Students from more than 20 countries in Asia, Africa, Europe, the Pacific region, Australia and the USA participate in ICAS each year and ICAS is the only assessment program in the world that enables the tracking of individual student performance and progress annually from Years 2 to 12.
Brock's teacher, Mike Jackes has been teaching at Two Mile for nearly 40 years and was not really surprised by his test results.
"Here is a student who taught himself to read in Pre-prep,” Mr Jackes said.
Brock's mum Debbie is thrilled her youngest is doing so well and said the first book he read was a 10-story compendium on the adventures of Zach Power in Pre-Prep.
"He just picked up a book and started to read,” she said.
She also said in Pre-Prep he astounded his teachers with the observation that "God is dog spelled backwards”.
"I remember when I was cleaning the workshop and I used to get so annoyed because the workmen would come in with their muddy boots. Brock must have been about three at the time and he wrote on the floor in chalk 'wipe your feet',” she laughed.
Brock himself agrees that he's a bit of a smart cookie, and said he was pleased with the result.

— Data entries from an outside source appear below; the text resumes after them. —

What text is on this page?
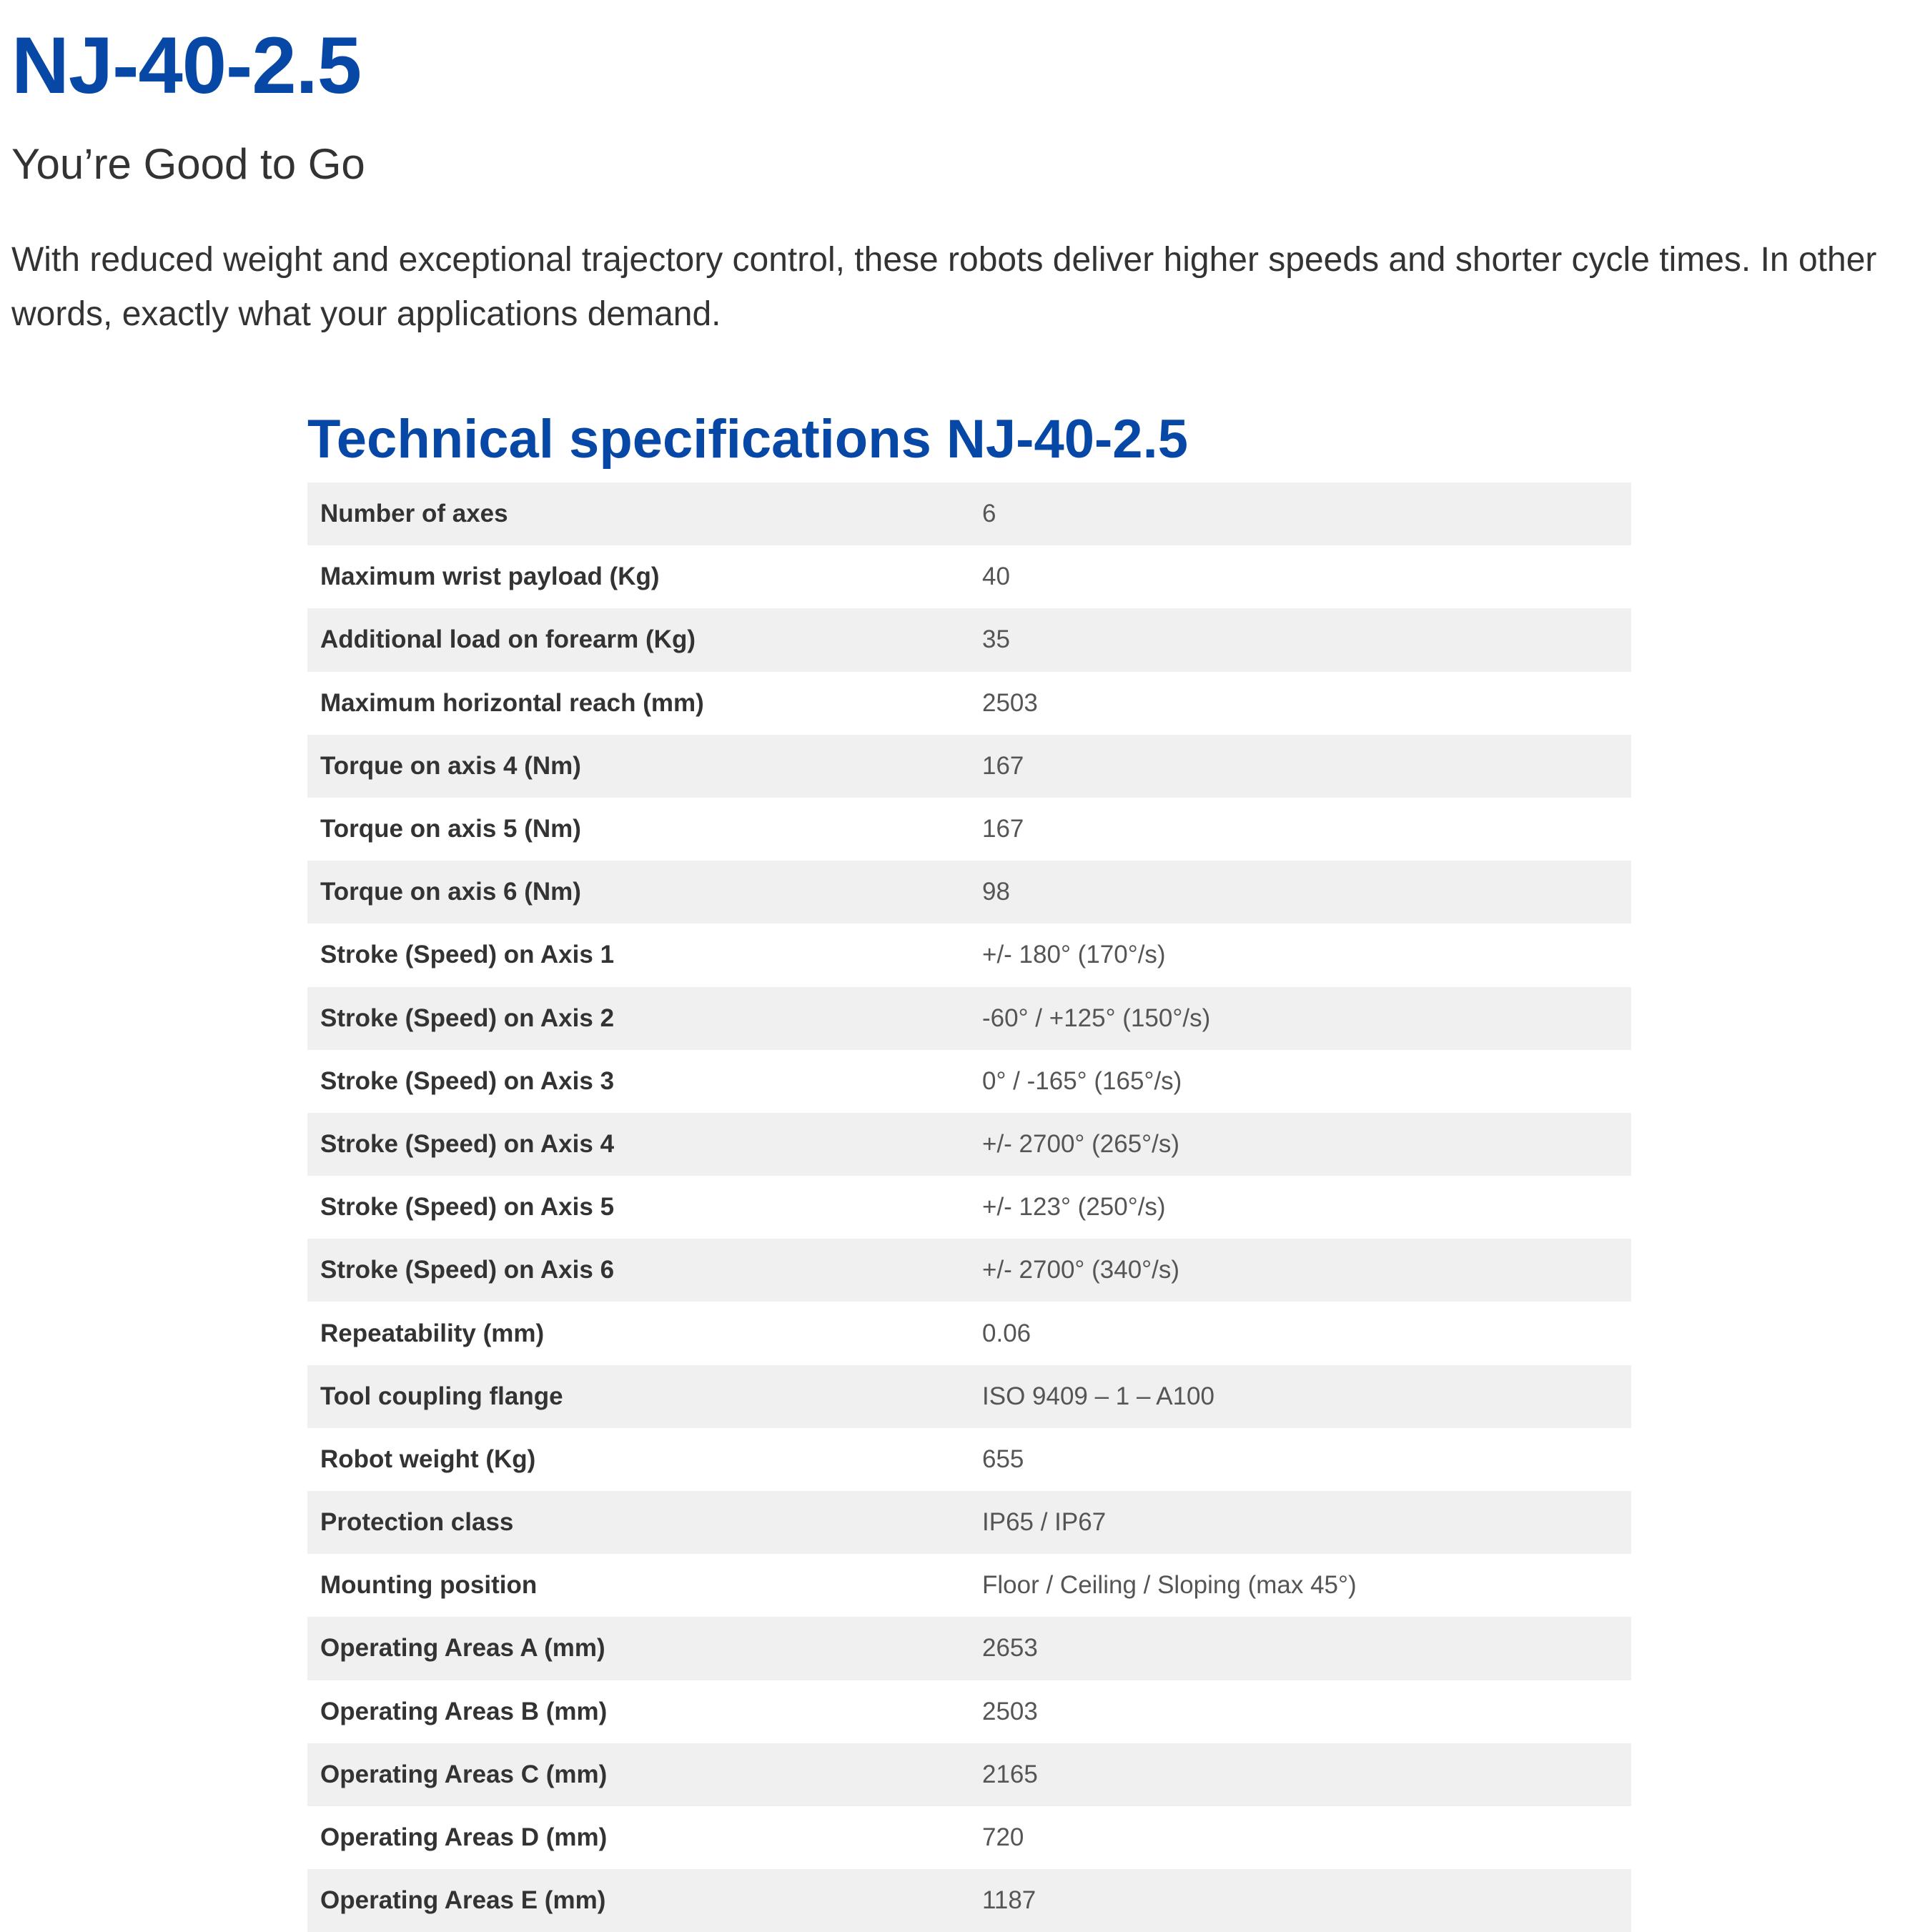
NJ-40-2.5
You’re Good to Go

With reduced weight and exceptional trajectory control, these robots deliver higher speeds and shorter cycle times. In other words, exactly what your applications demand.

Technical specifications NJ-40-2.5
Number of axes	6
Maximum wrist payload (Kg)	40
Additional load on forearm (Kg)	35
Maximum horizontal reach (mm)	2503
Torque on axis 4 (Nm)	167
Torque on axis 5 (Nm)	167
Torque on axis 6 (Nm)	98
Stroke (Speed) on Axis 1	+/- 180° (170°/s)
Stroke (Speed) on Axis 2	-60° / +125° (150°/s)
Stroke (Speed) on Axis 3	0° / -165° (165°/s)
Stroke (Speed) on Axis 4	+/- 2700° (265°/s)
Stroke (Speed) on Axis 5	+/- 123° (250°/s)
Stroke (Speed) on Axis 6	+/- 2700° (340°/s)
Repeatability (mm)	0.06
Tool coupling flange	ISO 9409 – 1 – A100
Robot weight (Kg)	655
Protection class	IP65 / IP67
Mounting position	Floor / Ceiling / Sloping (max 45°)
Operating Areas A (mm)	2653
Operating Areas B (mm)	2503
Operating Areas C (mm)	2165
Operating Areas D (mm)	720
Operating Areas E (mm)	1187
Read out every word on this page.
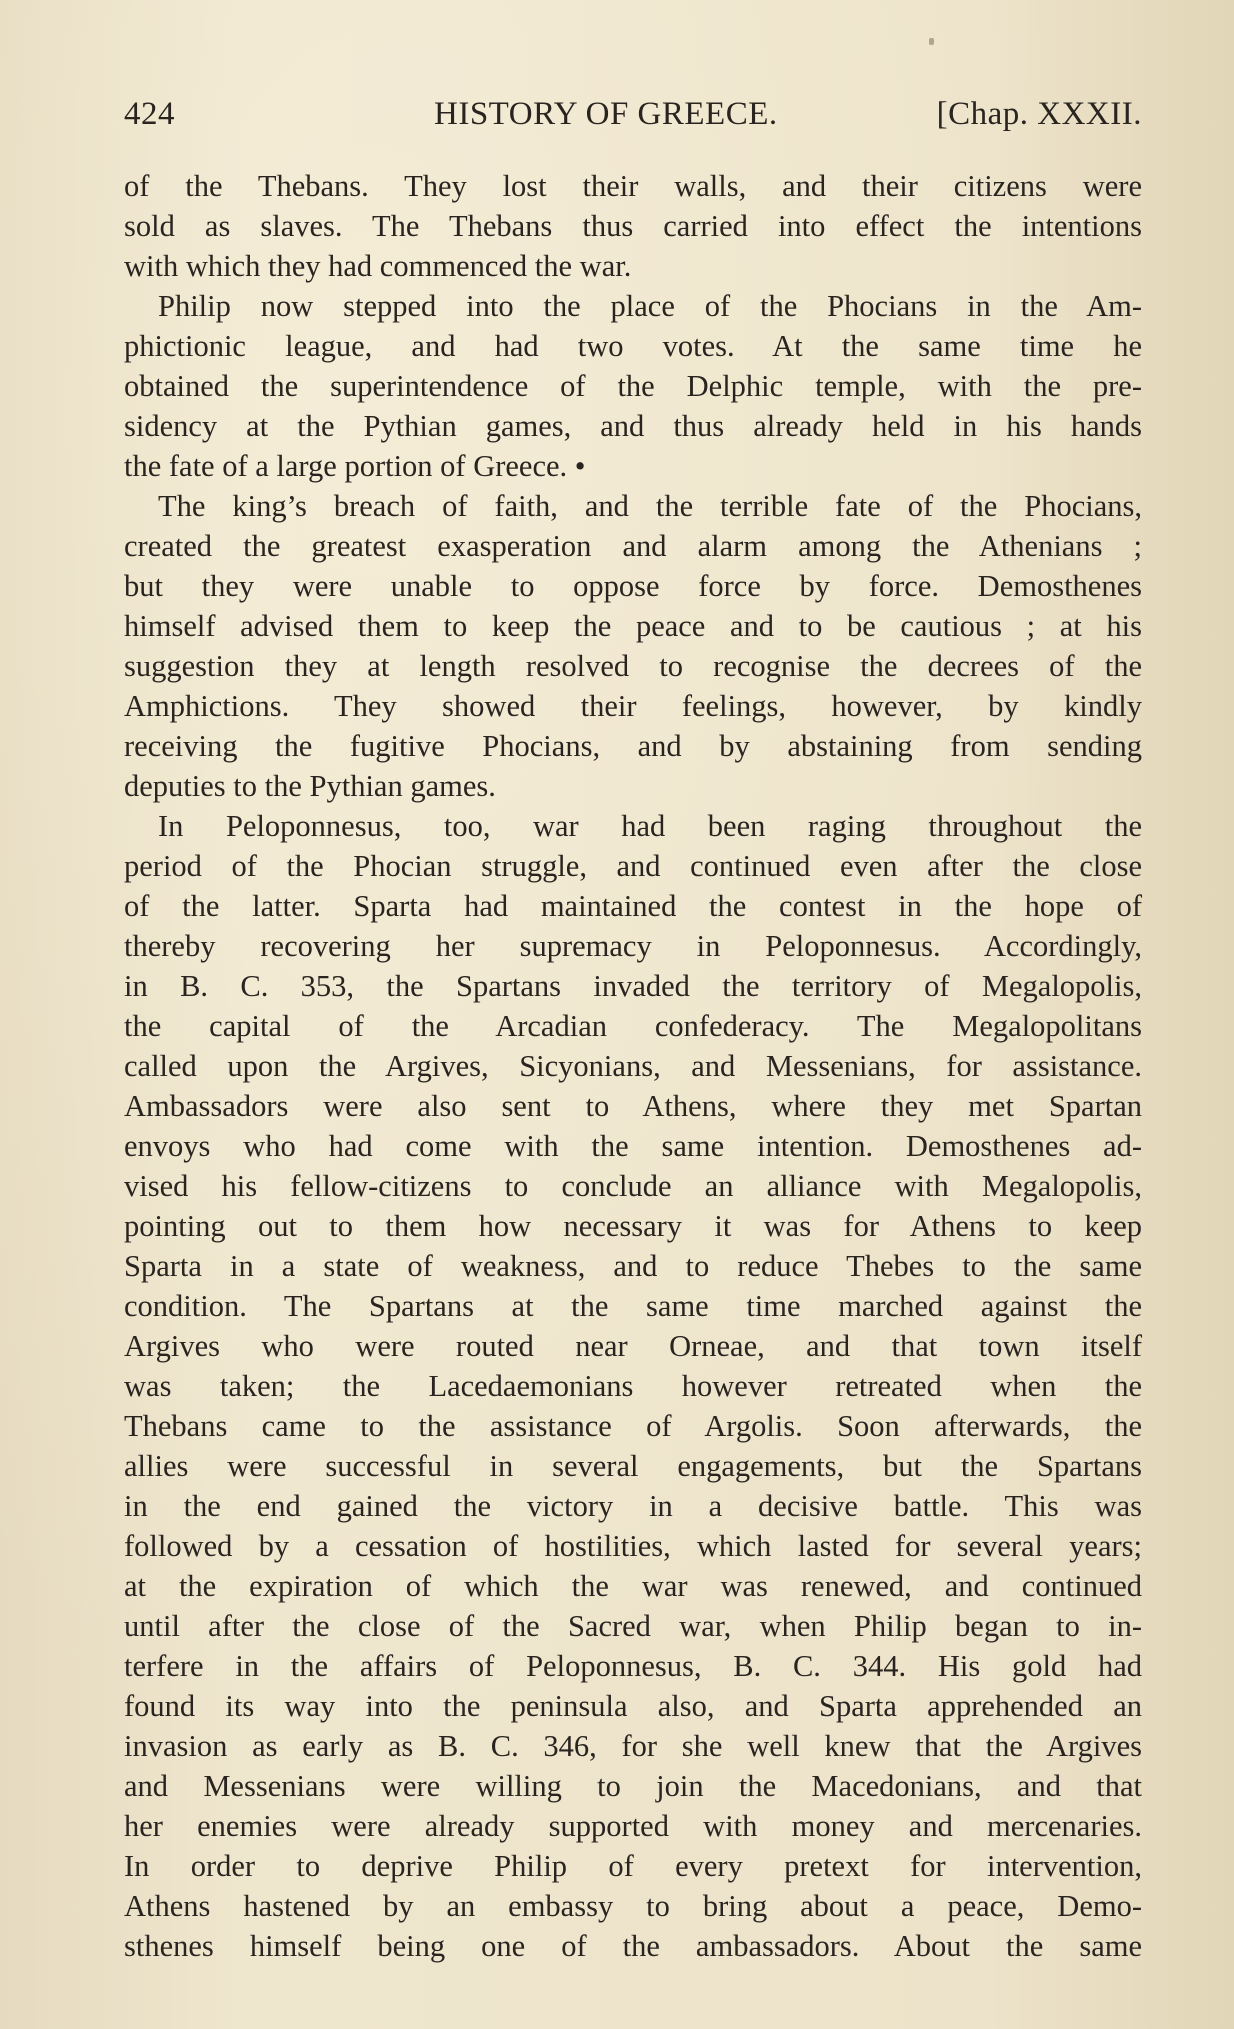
424	HISTORY OF GREECE.	[Chap. XXXII.
of the Thebans. They lost their walls, and their citizens were
sold as slaves. The Thebans thus carried into effect the intentions
with which they had commenced the war.
Philip now stepped into the place of the Phocians in the Am-
phictionic league, and had two votes. At the same time he
obtained the superintendence of the Delphic temple, with the pre-
sidency at the Pythian games, and thus already held in his hands
the fate of a large portion of Greece. •
The king’s breach of faith, and the terrible fate of the Phocians,
created the greatest exasperation and alarm among the Athenians ;
but they were unable to oppose force by force. Demosthenes
himself advised them to keep the peace and to be cautious ; at his
suggestion they at length resolved to recognise the decrees of the
Amphictions. They showed their feelings, however, by kindly
receiving the fugitive Phocians, and by abstaining from sending
deputies to the Pythian games.
In Peloponnesus, too, war had been raging throughout the
period of the Phocian struggle, and continued even after the close
of the latter. Sparta had maintained the contest in the hope of
thereby recovering her supremacy in Peloponnesus. Accordingly,
in B. C. 353, the Spartans invaded the territory of Megalopolis,
the capital of the Arcadian confederacy. The Megalopolitans
called upon the Argives, Sicyonians, and Messenians, for assistance.
Ambassadors were also sent to Athens, where they met Spartan
envoys who had come with the same intention. Demosthenes ad-
vised his fellow-citizens to conclude an alliance with Megalopolis,
pointing out to them how necessary it was for Athens to keep
Sparta in a state of weakness, and to reduce Thebes to the same
condition. The Spartans at the same time marched against the
Argives who were routed near Orneae, and that town itself
was taken; the Lacedaemonians however retreated when the
Thebans came to the assistance of Argolis. Soon afterwards, the
allies were successful in several engagements, but the Spartans
in the end gained the victory in a decisive battle. This was
followed by a cessation of hostilities, which lasted for several years;
at the expiration of which the war was renewed, and continued
until after the close of the Sacred war, when Philip began to in-
terfere in the affairs of Peloponnesus, B. C. 344. His gold had
found its way into the peninsula also, and Sparta apprehended an
invasion as early as B. C. 346, for she well knew that the Argives
and Messenians were willing to join the Macedonians, and that
her enemies were already supported with money and mercenaries.
In order to deprive Philip of every pretext for intervention,
Athens hastened by an embassy to bring about a peace, Demo-
sthenes himself being one of the ambassadors. About the same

"It wasn't too hard,” he said, "But I enjoyed the challenge.”
In addition to schooling, Brock enjoys Scratch Club, where he and his friends complete computer coding to build their own games, hand ball, and reading fiction and non-fiction books, especially on Greek mythology. He is also a musician and plays both the drums and keyboard.
Brock definitely doesn't have a girlfriend, and judging by his reaction to the question, has no plans to change that situation just yet. He also has girl problems at home with two older twin sisters to contend with.
He is a fan of The Big Bang Theory and just like the characters on that show, would like to become a scientist one day.
While he isn't quite sure which field of science he wants to pursue just yet, he does know that it will have plenty to do with his favourite subject, maths.
While the environment and global warming weren't subjects he was particularly interested in, regarding American politics, he was definite on where he would place his vote if he were a voter.
"Not Donald Trump,” he said emphatically.